I stared at the screen as it went black, my pulse louder than the Vatican chants still echoing from outside.
“This is all my fault,” I whispered, though I wasn’t sure to whom.
Elizabeth’s golden gaze lingered on me with predatory curiosity, as if Martha’s voice had been another pawn in her chess game.
When I turned, Nina was gone.
The realization didn’t hit like a thunderclap—it crept, a slow chill spreading up my spine. She’d been right there, shoulder squared, jaw tight. Now the space beside the Vatican soldiers was empty, only the faint sway of air to mark her absence.
One of the operatives muttered, scanning the dark corners of the chapel. “Nina’s gone!” All of our eyes moved to the fountain in the courtyard. Of Couse! Nina the helpful siren took the watery way out. What. The. Fuck!
Another cursed and held up a device—small, metallic, glinting faintly with a symbol not
Vatican-issued.
“Signal beacon. She’s been calling someone in. Not us.”
The soldier’s face tightened. “The sect. The purists. The ones who believe the Phoenix must be destroyed, no matter the cost.”
Richard’s expression cracked, fury spilling into his voice. “Damn it, Nina. You knew. You knew what was at stake. Who the Fuck has Corwin?” Richard bellowed. The female operative, the one with marine shoulders, stepped forward.
“Sir, it appears hes escaped with two of our men.”
Richard composure broke then, and I was instantly terrified. Non of us moved for a very long time. Not until we were sure he was under control.
The silence that followed was suffocating.
Elizabeth broke it with a laugh that slid like silk over a blade.
“The one who caged me now cages herself. Your friend runs to the very hands that will end her. And your mother…” Her eyes caught mine, molten and merciless. “…your mother screams because the chains that bound me reach for her now.”
I staggered back. “Don’t you dare talk about her—” Her lips curved, amused.
“Then choose. End me, and her ghost will never find you. Keep me, and together we will
burn the world clean. You alone decide my death.”

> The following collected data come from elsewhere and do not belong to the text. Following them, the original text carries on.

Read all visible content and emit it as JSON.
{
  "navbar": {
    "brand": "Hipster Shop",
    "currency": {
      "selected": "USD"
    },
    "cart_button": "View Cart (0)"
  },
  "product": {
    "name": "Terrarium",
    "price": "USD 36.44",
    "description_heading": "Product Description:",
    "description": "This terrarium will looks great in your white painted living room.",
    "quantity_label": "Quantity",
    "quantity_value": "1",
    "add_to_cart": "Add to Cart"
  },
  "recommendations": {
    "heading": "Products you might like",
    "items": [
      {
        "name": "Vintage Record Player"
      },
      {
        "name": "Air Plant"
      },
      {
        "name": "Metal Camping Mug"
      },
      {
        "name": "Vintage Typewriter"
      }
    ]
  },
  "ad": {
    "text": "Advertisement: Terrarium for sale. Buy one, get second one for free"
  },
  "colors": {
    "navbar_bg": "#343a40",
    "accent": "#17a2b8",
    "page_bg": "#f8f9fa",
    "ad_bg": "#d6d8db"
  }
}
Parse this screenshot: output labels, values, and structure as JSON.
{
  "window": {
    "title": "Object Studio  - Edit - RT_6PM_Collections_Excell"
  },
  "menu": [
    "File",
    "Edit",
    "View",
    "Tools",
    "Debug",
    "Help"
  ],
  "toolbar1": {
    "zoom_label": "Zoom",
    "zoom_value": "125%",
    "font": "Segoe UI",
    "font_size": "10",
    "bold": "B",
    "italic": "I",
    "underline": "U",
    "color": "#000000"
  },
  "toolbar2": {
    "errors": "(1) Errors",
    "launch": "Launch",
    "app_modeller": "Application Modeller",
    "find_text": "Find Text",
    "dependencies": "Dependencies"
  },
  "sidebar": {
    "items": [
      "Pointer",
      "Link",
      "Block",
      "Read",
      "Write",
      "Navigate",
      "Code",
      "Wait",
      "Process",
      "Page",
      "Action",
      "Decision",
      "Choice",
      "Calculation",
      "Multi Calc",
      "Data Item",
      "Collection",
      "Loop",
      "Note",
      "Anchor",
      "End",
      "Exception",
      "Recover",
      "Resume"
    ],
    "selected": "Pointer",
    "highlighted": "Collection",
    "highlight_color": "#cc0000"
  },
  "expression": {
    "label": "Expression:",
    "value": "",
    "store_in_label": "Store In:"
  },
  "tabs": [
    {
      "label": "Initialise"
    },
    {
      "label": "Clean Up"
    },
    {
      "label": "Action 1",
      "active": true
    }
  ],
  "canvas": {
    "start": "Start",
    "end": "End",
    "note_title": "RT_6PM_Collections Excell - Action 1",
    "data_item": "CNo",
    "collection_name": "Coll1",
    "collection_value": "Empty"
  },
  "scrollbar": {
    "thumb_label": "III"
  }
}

Richard grabbed my arm, grounding and demanding at once.
“We secure her now. We move to find Nina. And Martha—Martha can be reached. If we keep our heads. Sadie, look at me.”
But my body felt split between them all—Richard’s hard grip, Martha’s scream still ringing in my bones, the empty air where Nina had stood, and Elizabeth’s velvet whisper curling through my veins.
The scar on my wrist pulsed again, harder now, syncing to my heartbeat until I couldn’t tell which was mine and which was hers.
I wanted to collapse. I wanted to scream.
Instead, I stood in the wreckage of trust and bloodlines, knowing every choice would damn someone.
And Elizabeth leaned closer, so close her words brushed against my ear: “You, and you alone, may decide my death.”